SR 734.7 BBl 2007 2335

8057

2.7.4

Finanzierung der kantonalen Planungen der Sanierung der Wasserkraftnutzung sowie des Geschiebehaushalts durch allgemeine Bundesmittel

Die kantonalen Planungen in den Bereichen Sanierung der Wasserkraftnutzung sowie Geschiebe werden wie bei früheren Planungspflichten im Bereich des Gewässerschutzes zu 35 % durch ordentliche Bundesmittel (5 Millionen Franken insgesamt) und zu 65 % entweder durch allgemeine Kantonsmittel, schon vorhandene oder noch zu beschaffende Spezialfinanzierungen finanziert (10 Millionen Franken insgesamt).

3

Erläuterungen zu den einzelnen Bestimmungen

3.1

Änderung Bundesgesetz vom 24. Januar 1991 über den Schutz der Gewässer (GSchG)

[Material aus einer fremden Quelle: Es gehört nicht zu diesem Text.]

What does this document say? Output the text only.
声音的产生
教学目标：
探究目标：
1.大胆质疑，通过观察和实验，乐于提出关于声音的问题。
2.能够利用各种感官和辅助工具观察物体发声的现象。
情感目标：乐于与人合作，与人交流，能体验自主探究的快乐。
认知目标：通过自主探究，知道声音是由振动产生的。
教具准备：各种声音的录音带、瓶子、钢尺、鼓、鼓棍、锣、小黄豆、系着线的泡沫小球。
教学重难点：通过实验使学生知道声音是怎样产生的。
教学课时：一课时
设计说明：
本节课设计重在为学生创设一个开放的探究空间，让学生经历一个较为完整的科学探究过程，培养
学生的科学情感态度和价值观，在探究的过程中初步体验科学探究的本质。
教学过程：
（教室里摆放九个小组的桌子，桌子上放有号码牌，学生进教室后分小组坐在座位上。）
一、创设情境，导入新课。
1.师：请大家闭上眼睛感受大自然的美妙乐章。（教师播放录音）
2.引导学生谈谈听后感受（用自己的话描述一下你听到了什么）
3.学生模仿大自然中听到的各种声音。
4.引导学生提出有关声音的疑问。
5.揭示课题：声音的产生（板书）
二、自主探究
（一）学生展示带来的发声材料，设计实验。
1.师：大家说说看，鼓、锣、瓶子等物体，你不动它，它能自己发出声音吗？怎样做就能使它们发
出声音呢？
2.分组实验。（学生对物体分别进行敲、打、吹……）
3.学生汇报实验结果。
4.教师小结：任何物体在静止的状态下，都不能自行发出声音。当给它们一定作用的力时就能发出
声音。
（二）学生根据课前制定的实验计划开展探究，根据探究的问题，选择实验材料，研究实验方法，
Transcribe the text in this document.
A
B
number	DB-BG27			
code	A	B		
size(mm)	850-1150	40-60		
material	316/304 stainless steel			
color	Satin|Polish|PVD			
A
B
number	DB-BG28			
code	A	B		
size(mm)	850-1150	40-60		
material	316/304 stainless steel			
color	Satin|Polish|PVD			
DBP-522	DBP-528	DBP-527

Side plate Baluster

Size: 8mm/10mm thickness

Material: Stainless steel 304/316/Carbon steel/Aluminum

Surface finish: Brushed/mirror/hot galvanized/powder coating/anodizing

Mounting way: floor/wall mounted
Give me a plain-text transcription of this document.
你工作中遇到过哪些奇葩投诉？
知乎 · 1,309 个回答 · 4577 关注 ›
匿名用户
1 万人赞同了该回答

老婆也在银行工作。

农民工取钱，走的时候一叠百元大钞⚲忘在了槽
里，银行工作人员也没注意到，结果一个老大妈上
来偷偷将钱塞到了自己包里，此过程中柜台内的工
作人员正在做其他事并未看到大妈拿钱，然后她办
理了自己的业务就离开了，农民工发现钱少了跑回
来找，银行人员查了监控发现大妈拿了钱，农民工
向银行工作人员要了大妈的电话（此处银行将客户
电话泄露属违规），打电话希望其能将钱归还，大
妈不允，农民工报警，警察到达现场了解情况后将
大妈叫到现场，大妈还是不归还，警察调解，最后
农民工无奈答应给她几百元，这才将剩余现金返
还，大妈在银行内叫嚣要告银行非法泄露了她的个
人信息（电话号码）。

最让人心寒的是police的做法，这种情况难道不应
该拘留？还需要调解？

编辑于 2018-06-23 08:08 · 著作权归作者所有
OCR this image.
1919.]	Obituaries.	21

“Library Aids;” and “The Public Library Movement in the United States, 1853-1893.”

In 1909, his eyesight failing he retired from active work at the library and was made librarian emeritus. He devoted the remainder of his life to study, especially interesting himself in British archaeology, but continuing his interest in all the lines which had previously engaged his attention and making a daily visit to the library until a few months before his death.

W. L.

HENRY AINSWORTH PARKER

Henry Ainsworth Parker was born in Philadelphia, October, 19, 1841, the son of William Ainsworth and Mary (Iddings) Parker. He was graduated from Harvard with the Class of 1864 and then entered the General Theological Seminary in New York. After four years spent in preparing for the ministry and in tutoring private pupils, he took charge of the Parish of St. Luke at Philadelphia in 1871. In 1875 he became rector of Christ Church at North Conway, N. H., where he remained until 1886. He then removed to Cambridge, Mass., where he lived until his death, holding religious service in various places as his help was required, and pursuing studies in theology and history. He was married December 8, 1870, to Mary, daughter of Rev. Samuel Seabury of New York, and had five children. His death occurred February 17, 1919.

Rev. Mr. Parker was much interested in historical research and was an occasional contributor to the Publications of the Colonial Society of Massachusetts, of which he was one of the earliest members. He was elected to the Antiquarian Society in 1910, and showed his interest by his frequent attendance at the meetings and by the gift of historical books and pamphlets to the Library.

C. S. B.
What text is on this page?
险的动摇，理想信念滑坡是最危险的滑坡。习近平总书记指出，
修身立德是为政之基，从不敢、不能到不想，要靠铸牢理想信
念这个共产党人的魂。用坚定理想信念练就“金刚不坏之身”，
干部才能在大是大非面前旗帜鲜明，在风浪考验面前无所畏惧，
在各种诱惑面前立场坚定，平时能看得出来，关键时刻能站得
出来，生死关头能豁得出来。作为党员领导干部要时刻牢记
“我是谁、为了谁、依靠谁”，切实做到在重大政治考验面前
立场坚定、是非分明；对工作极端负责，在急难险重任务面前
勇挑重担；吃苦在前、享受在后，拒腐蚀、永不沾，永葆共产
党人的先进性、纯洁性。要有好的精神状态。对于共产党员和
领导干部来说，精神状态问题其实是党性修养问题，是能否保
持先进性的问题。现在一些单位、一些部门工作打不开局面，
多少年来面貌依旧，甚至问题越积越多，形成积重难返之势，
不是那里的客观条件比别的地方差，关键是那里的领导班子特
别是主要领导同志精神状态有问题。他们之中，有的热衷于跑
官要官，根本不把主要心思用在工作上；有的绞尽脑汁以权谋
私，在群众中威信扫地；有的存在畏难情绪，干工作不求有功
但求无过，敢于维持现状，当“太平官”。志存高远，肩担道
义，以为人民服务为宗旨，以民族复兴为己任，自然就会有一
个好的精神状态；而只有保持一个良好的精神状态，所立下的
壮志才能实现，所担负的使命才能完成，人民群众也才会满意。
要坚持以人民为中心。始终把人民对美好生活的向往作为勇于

Art. 4 Bst. m Revitalisierung im Sinne des Gesetzes ist die Wiederherstellung der natürlichen Funktionen von durch menschlichen Einfluss in ihrer Morphologie veränderten Gewässern durch bauliche Massnahmen. Darunter fallen beispielsweise auch Gewässer, die mit Schwellen, welche die Fischwanderung behindern, stabilisiert worden sind. Revitalisierungen stellen grundsätzlich eine ökologische und landschaftliche Aufwertung der Gewässer und deren Gewässerräume dar. Massnahmen zur Revitalisierung sind insbesondere die Wiederherstellung des natürlichen Verlaufs und die naturnahe Gestaltung von Gewässern und Gewässerräumen. Nicht als Revitalisierung gilt die Aufwertung von Gewässern durch Massnahmen zur Verbesserung der Wasserführung (Schwall und Sunk unterhalb von Wasserkraftwerken und Restwasser) sowie Massnahmen zur Reaktivierung des Geschiebehaushalts.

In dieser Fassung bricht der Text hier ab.